L’agence de notation Fitch Ratings a maintenu, le 20 juin 2025, la note souveraine du Gabon à CCC, reflétant un niveau de risque perçu encore élevé. Cette décision, selon Fitch, s’explique par la dépendance persistante du pays à des revenus pétroliers volatils, des défis en matière de gestion des finances publiques, et un accès limité aux financements extérieurs et régionaux.

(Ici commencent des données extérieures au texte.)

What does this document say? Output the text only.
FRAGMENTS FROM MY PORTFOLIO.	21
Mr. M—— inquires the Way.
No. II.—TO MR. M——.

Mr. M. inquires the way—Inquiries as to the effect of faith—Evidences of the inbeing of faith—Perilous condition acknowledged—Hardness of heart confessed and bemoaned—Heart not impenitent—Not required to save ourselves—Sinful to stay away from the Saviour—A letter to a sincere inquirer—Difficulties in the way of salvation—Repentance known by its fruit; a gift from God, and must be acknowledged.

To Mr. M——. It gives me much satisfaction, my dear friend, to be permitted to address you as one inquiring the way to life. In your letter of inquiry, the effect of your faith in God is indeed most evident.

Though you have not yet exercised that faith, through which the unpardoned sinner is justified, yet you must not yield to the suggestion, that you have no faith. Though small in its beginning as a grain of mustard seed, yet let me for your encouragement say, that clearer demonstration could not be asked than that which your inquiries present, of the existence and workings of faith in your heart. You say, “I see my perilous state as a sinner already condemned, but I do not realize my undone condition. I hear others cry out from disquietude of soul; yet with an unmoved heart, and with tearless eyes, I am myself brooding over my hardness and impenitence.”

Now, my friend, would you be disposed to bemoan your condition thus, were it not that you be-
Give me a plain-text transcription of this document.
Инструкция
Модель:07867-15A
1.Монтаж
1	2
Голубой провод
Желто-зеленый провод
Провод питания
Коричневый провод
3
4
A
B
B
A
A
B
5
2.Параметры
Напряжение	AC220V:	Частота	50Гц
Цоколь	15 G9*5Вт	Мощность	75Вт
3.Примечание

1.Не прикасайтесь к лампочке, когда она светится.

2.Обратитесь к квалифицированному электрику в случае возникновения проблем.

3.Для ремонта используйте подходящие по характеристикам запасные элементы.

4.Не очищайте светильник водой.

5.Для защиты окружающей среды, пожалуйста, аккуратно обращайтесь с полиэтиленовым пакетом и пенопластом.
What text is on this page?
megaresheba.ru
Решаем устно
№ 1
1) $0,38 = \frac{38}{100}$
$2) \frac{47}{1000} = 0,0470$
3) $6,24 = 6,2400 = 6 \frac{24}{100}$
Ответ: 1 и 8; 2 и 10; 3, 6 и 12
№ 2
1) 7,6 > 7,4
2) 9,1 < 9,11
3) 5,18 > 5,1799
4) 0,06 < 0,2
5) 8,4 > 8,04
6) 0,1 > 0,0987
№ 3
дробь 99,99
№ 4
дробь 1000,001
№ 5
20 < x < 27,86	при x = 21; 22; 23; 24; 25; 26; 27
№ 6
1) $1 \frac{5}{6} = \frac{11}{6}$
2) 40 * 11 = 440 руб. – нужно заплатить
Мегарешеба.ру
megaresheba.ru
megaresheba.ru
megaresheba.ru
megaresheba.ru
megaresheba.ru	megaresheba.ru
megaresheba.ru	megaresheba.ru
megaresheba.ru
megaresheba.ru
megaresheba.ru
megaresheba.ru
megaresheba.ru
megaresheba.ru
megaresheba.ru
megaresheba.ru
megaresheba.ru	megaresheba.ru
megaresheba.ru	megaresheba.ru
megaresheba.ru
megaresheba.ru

Toutefois, cette évaluation intervient dans un contexte de transition politique réussie et de mesures économiques que les autorités gabonaises estiment encore insuffisamment prises en compte.
Les raisons avancées par Fitch Ratings
L’agence souligne que, malgré un PIB par habitant relativement plus élevé que celui de certains pairs notés dans la même catégorie, le Gabon fait face à une série de vulnérabilités :
- Une forte hausse des dépenses publiques estimée à 15 % en 2024, notamment due à une augmentation de la masse salariale et à une envolée des investissements en capital, passés de 2,3 % à 5,5 % du PIB.
- Un déficit budgétaire de 2,5 % du PIB sur une base d’engagements, bien que ramené près de l’équilibre en comptabilité de caisse, en partie à travers l’accumulation d’arriérés (2,8 % du PIB).
- Une poursuite attendue des déficits budgétaires en 2025 (2,4 %) et 2026 (2,1 %), et une accumulation d’arriérés à un rythme toutefois modéré.
Malgré l’organisation réussie des élections présidentielles en avril 2025 et l’arrivée au pouvoir du président de transition Brice Oligui, Fitch estime que les détails des programmes économiques et budgétaires du nouveau gouvernement restent encore à préciser.
Une réponse gouvernementale axée sur la stabilisation
Dans un communiqué publié le 24 juin 2025, le Ministère de l’Économie, des Finances, de la Dette et des Participations, chargé de la Lutte contre la Vie chère, prend acte de cette décision tout en regrettant qu’elle ne reflète pas encore pleinement « plusieurs signaux positifs de stabilisation politique et économique ».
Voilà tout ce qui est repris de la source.